Here in the SF Bay Area it is nearly 100% mask compliance inside of stores. Heck, some even bark at those not wearing masks outside of the stores. Personally I take my mask off outdoors but I can understand them indoors [Reply]
Originally Posted by Mecca:
I don't think all right/conservatives are anti science, just the same as I don't think all left slanted people don't own guns or are atheists. We have these absolutes that people talk in because of what is perceived. I don't think every person that is right leaning is an uneducated redneck idiot.
Anti science is linked with being very pro religion so that is where that comes from for the right.
Mecca, even though I don't agree with some of the things you have said in this thread, I believe you are one of the more rational people here. [Reply]
Originally Posted by Mecca:
I don't think all right/conservatives are anti science, just the same as I don't think all left slanted people don't own guns or are atheists. We have these absolutes that people talk in because of what is perceived. I don't think every person that is right leaning is an uneducated redneck idiot.
Uh uh, we are on the blue team and they are on the red team, so they are ALL a bunch of lying scumbags.
"You people on the left think..." from someone trying not to be stereotyped as an ignorant right-ist illustrates this issue in perfect irony. [Reply]
Originally Posted by sedated:
Uh uh, we are on the blue team and they are on the red team, so they are ALL a bunch of lying scumbags.
"You people on the left think..." from someone trying not to be stereotyped as an ignorant right-ist illustrates this issue in perfect irony.
I'm not on anybody's team in this deal, that view has fucked all of this up. I just try to call a spade a spade, I think Donald Trump is a moron, I think Joe Biden is an old fucking idiot, and I will willingly say that about both of them.
I don't care what team anyone wants to be on, how hard is it to admit that even if you voted for the guy, he says things he shouldn't say pretty frequently, that isn't an attack it's being honest lol. [Reply]
Originally Posted by Gravedigger:
My wife had a miscarriage around Christmas with our first expected child since we got married last July. Now, four months later, we're lucky to be expecting again but hopeful for a different result. I saw how it affected her, so if I can do anything in my power to not have that happen for her, or myself, again, I will do it.

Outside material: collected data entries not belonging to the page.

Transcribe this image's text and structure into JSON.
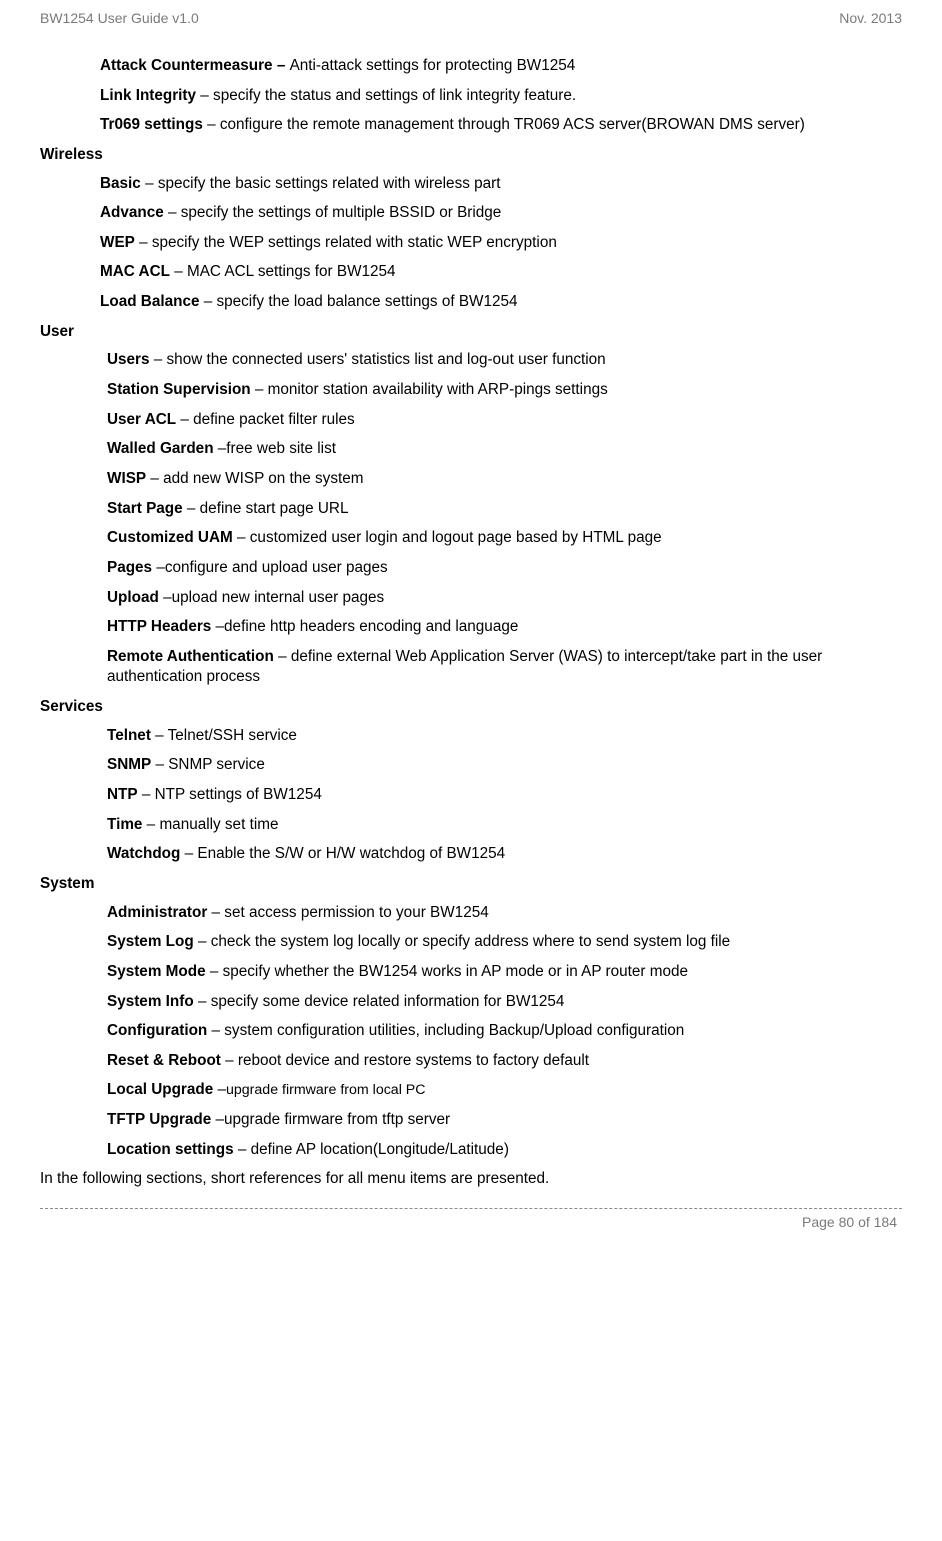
{
  "header": {
    "left": "BW1254 User Guide v1.0",
    "right": "Nov.  2013"
  },
  "intro_items": [
    {
      "bold": "Attack Countermeasure – ",
      "rest": "Anti-attack settings for protecting BW1254"
    },
    {
      "bold": "Link Integrity",
      "rest": " – specify the status and settings of link integrity feature."
    },
    {
      "bold": "Tr069 settings",
      "rest": " – configure the remote management through TR069 ACS server(BROWAN DMS server)"
    }
  ],
  "sections": [
    {
      "title": "Wireless",
      "items": [
        {
          "bold": "Basic",
          "rest": " – specify the basic settings related with wireless part"
        },
        {
          "bold": "Advance",
          "rest": " – specify the settings of multiple BSSID or Bridge"
        },
        {
          "bold": "WEP",
          "rest": " – specify the WEP settings related with static WEP encryption"
        },
        {
          "bold": "MAC ACL",
          "rest": " – MAC ACL settings for BW1254"
        },
        {
          "bold": "Load Balance",
          "rest": " – specify the load balance settings of BW1254"
        }
      ]
    },
    {
      "title": "User",
      "indent": true,
      "items": [
        {
          "bold": "Users",
          "rest": " – show the connected users' statistics list and log-out user function"
        },
        {
          "bold": "Station Supervision",
          "rest": " – monitor station availability with ARP-pings settings"
        },
        {
          "bold": "User ACL",
          "rest": " – define packet filter rules"
        },
        {
          "bold": "Walled Garden",
          "rest": " –free web site list"
        },
        {
          "bold": "WISP",
          "rest": " – add new WISP on the system"
        },
        {
          "bold": "Start Page",
          "rest": " – define start page URL"
        },
        {
          "bold": "Customized UAM",
          "rest": " – customized user login and logout page based by HTML page"
        },
        {
          "bold": "Pages",
          "rest": " –configure and upload user pages"
        },
        {
          "bold": "Upload",
          "rest": " –upload new internal user pages"
        },
        {
          "bold": "HTTP Headers",
          "rest": " –define http headers encoding and language"
        },
        {
          "bold": "Remote Authentication",
          "rest": " – define external Web Application Server (WAS) to intercept/take part in the user authentication process"
        }
      ]
    },
    {
      "title": "Services",
      "indent": true,
      "items": [
        {
          "bold": "Telnet",
          "rest": " – Telnet/SSH service"
        },
        {
          "bold": "SNMP",
          "rest": " – SNMP service"
        },
        {
          "bold": "NTP",
          "rest": " – NTP settings of BW1254"
        },
        {
          "bold": "Time",
          "rest": " – manually set time"
        },
        {
          "bold": "Watchdog",
          "rest": " – Enable the S/W or H/W watchdog of BW1254"
        }
      ]
    },
    {
      "title": "System",
      "indent": true,
      "items": [
        {
          "bold": "Administrator",
          "rest": " – set access permission to your BW1254"
        },
        {
          "bold": "System Log",
          "rest": " – check the system log locally or specify address where to send system log file"
        },
        {
          "bold": "System Mode",
          "rest": " – specify whether the BW1254 works in AP mode or in AP router mode"
        },
        {
          "bold": "System Info",
          "rest": " – specify some device related information for BW1254"
        },
        {
          "bold": "Configuration",
          "rest": " – system configuration utilities, including Backup/Upload configuration"
        },
        {
          "bold": "Reset & Reboot",
          "rest": " – reboot device and restore systems to factory default"
        },
        {
          "bold": "Local Upgrade",
          "rest": " –",
          "small_rest": "upgrade firmware from local PC"
        },
        {
          "bold": "TFTP Upgrade",
          "rest": " –upgrade firmware from tftp server"
        },
        {
          "bold": "Location settings",
          "rest": " – define AP location(Longitude/Latitude)"
        }
      ]
    }
  ],
  "closing": "In the following sections, short references for all menu items are presented.",
  "footer": "Page 80 of 184"
}
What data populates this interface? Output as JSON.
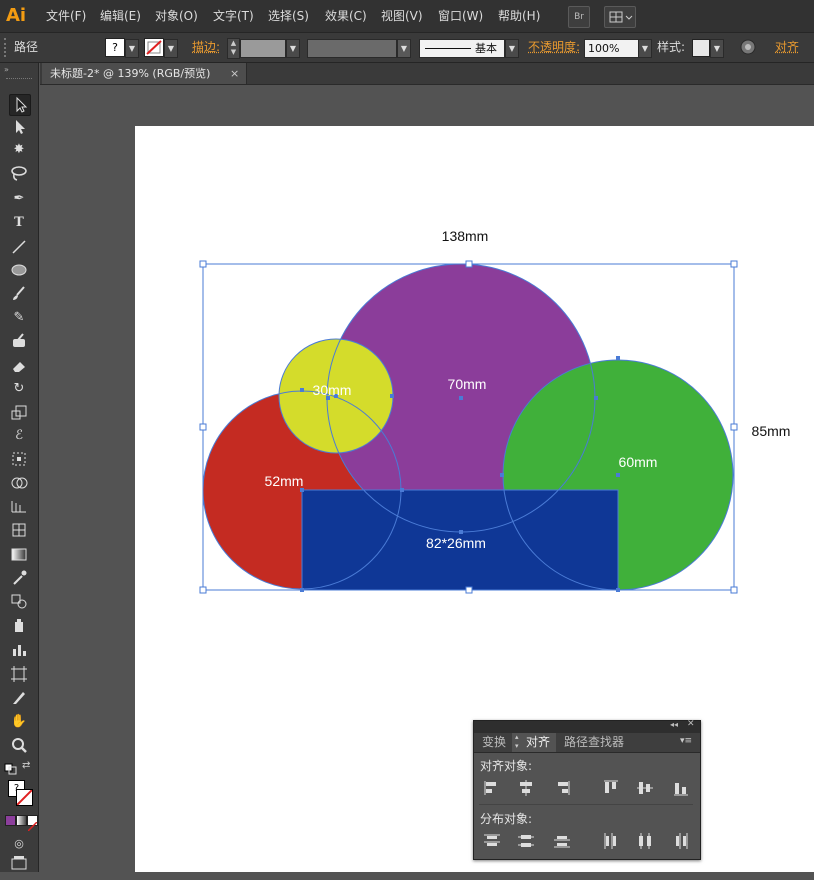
{
  "app": {
    "logo": "Ai"
  },
  "menu": [
    "文件(F)",
    "编辑(E)",
    "对象(O)",
    "文字(T)",
    "选择(S)",
    "效果(C)",
    "视图(V)",
    "窗口(W)",
    "帮助(H)"
  ],
  "menubar_buttons": {
    "bridge": "Br"
  },
  "control_bar": {
    "selection_type": "路径",
    "fill_value": "?",
    "stroke_label": "描边:",
    "stroke_profile": "基本",
    "opacity_label": "不透明度:",
    "opacity_value": "100%",
    "style_label": "样式:",
    "align_label": "对齐"
  },
  "document_tab": {
    "title": "未标题-2* @ 139% (RGB/预览)",
    "close": "×"
  },
  "artwork": {
    "colors": {
      "red": "#c42b22",
      "yellow": "#d4dc2b",
      "purple": "#8b3d9a",
      "green": "#40b03a",
      "blue": "#0f3796",
      "selection": "#4a7bd6"
    },
    "labels": {
      "width": "138mm",
      "height": "85mm",
      "circle_small": "30mm",
      "circle_large": "70mm",
      "circle_left": "52mm",
      "circle_right": "60mm",
      "rect": "82*26mm"
    }
  },
  "align_panel": {
    "tabs": [
      "变换",
      "对齐",
      "路径查找器"
    ],
    "active_tab": "对齐",
    "section_align": "对齐对象:",
    "section_distribute": "分布对象:"
  }
}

Do I know that Corona will affect us negatively? No, there's a chance it could pass through easily on both of us. However it could have the exact opposite effect, and that risk is too much for me to take at this time. But I have to get out, we have to go to the grocery store, we have to eat, eventually we have to get haircuts, we have to have some social interaction with our friends to remind us that we aren't alone in the world and that there is an end to the tunnel. I get both sides, I apologize if anyone feels attacked by my comments in this or other threads, but for me there's no question why I do what I do. Rather safe than sorry is the name of the game for me, but I get why there was a massive party at Lake of the Ozarks on one of the only nice weather days of that weekend. I wouldn't do it, but I get why others would. Try not to shame others for what they do, but respect my choice to wear a mask and take risk averse actions to keep my family as safe as possible. Everyone you see out there has a reason to believe what they believe in this pandemic, but don't think you have the right to tell someone to believe something different then what they know is the right situation for them.